The growing human population is significant in reducing wildlife habitat, especially the elephants.

According to Delsink, as of 2016, elephants had lost about sixty percent of their historic range in the savannah habitat.

As their domain shrinks, elephants are progressively forced into closer contact with humans, sparking frequent and severe conflict over space and resources. 

As part of an international team of pioneers in alternative methods for elephant population control on the African continent, Delsink is adamant that co-existence between humans and elephants is possible if only key stakeholders were not reluctant to take up alternative methods of population control such as immunocontraception.

“Human-animal conflict remains a challenge in African range states, awareness of some of the methods available to protect elephants and ultimately people are available but there is not a quick uptake,” Delsink says. 

Despite this friction, elephants and humans share a number of characteristics and their movements are inextricably linked.

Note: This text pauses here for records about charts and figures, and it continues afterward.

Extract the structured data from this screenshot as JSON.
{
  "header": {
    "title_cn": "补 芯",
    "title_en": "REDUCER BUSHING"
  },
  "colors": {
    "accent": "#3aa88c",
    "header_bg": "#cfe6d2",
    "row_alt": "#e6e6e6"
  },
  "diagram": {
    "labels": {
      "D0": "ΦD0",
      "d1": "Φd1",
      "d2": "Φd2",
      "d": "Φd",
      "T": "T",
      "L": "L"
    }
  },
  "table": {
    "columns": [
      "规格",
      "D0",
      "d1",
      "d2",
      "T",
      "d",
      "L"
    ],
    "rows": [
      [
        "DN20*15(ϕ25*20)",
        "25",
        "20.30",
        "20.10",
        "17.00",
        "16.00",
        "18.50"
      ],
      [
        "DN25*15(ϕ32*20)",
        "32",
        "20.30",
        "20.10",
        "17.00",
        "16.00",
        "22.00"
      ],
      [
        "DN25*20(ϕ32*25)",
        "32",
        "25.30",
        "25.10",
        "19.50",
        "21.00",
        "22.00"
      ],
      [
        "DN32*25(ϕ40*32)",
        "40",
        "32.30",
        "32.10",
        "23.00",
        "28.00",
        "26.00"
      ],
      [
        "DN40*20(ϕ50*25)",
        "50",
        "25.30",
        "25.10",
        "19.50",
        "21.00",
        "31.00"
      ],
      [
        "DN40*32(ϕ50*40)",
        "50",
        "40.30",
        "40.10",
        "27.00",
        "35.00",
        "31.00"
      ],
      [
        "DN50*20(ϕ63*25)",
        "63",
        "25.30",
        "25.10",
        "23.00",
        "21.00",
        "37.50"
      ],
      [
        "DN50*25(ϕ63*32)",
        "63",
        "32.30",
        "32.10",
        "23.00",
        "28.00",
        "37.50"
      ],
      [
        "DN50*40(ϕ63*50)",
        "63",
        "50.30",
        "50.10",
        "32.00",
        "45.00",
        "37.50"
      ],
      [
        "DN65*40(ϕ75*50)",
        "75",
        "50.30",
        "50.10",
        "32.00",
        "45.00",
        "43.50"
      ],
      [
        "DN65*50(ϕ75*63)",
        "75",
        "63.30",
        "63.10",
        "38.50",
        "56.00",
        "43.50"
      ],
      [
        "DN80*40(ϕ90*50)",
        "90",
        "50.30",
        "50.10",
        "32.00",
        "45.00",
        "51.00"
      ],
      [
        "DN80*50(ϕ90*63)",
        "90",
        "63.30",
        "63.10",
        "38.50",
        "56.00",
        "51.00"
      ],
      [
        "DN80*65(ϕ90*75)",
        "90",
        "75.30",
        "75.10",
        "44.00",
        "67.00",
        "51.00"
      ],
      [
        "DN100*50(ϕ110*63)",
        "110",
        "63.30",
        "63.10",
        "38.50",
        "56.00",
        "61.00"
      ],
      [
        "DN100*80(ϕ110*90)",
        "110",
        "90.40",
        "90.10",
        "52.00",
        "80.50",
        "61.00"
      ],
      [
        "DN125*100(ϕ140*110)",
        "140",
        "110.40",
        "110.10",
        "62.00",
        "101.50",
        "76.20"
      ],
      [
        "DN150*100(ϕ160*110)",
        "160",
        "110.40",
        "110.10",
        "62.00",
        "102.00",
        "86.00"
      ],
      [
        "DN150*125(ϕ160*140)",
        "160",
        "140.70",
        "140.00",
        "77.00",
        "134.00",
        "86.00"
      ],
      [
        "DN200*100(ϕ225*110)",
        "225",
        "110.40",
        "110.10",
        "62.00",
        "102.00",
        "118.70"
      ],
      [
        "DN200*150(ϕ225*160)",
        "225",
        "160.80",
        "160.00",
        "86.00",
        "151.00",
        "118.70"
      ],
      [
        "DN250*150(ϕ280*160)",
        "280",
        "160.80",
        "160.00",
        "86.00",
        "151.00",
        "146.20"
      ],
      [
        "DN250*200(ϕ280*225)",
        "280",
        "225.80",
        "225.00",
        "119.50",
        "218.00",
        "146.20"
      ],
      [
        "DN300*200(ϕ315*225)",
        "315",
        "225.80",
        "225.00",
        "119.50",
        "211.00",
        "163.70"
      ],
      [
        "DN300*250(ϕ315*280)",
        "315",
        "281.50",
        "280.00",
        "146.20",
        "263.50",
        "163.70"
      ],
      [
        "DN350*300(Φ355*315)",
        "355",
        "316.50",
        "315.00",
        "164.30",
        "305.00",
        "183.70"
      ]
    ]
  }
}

“They are extremely close-knit, matriarchal by family structure, are profoundly cognitive beings and it is through the process of making these observations that my passion and life’s work with elephants began,” she narrated as she gave us a glimpse of her personal interaction with these majestic mammals. 

Furthermore, elephants have been called one of the ‘Big Five’.

Delsink explains that they are ecosystem engineers because of their role in producing a change in the ecosystem.

“Elephants are capable of ecosystem change both positive and negative and are critical for positive interactions with a whole range of other species,” she says.

Supporting Delsink’s claims, the Secret Work of Elephants written by Ralph Chami et al posits that “as African elephants make their way through the rain forests and forage for food, they thin out young trees that are competing for space, water, and light-by stepping on some and consuming others”.

The existence of the African Elephant is further threatened by the significant increase in poaching.

Approximately 97 elephants are gunned down daily by poachers who voraciously kill them for their prized ivory.

Commercial trade in endangered species has dominated global headlines with the Convention on International trade in Endangered Species of Wild Fauna and flora, (CITES), scheduled to host a standing committee meeting in France this month to discuss the annotation regarding elephant translocation to countries outside of African rangelands as a method of population control, a practice that Delsink is vehemently against.

In 2016, experts estimated that Africa’s elephant population had dropped by 111,000 elephants in the span of a decade.

Today, there are just 415,000 elephants across the continent.

Scientists predict that if this trend continues, there could be no elephants left in the wild by 2030.

“A new census is currently being undertaken and the best predictor of the future is the past,” Delsink explains. 

“African Savannah Elephants have declined by 50% in the last three generations, their population trend is declining and likely irreversible and they have been recently classified as endangered, at this current trajectory and given myriad threats that face elephants the anticipated future extinction of elephants within the next hundred years is likely to be inevitable,” she continues.

Apart from her Doctor of Philosophy degree in biology, she is also a registered ecologist with the South African National Council for Scientific Professionals.

An ardent supporter and advocate for the safeguarding of the planet, Delsink continues to change the narrative of human-wildlife conflict between communities in Africa demonstrating that elephant populations can be reduced and mitigated in non-lethal ways.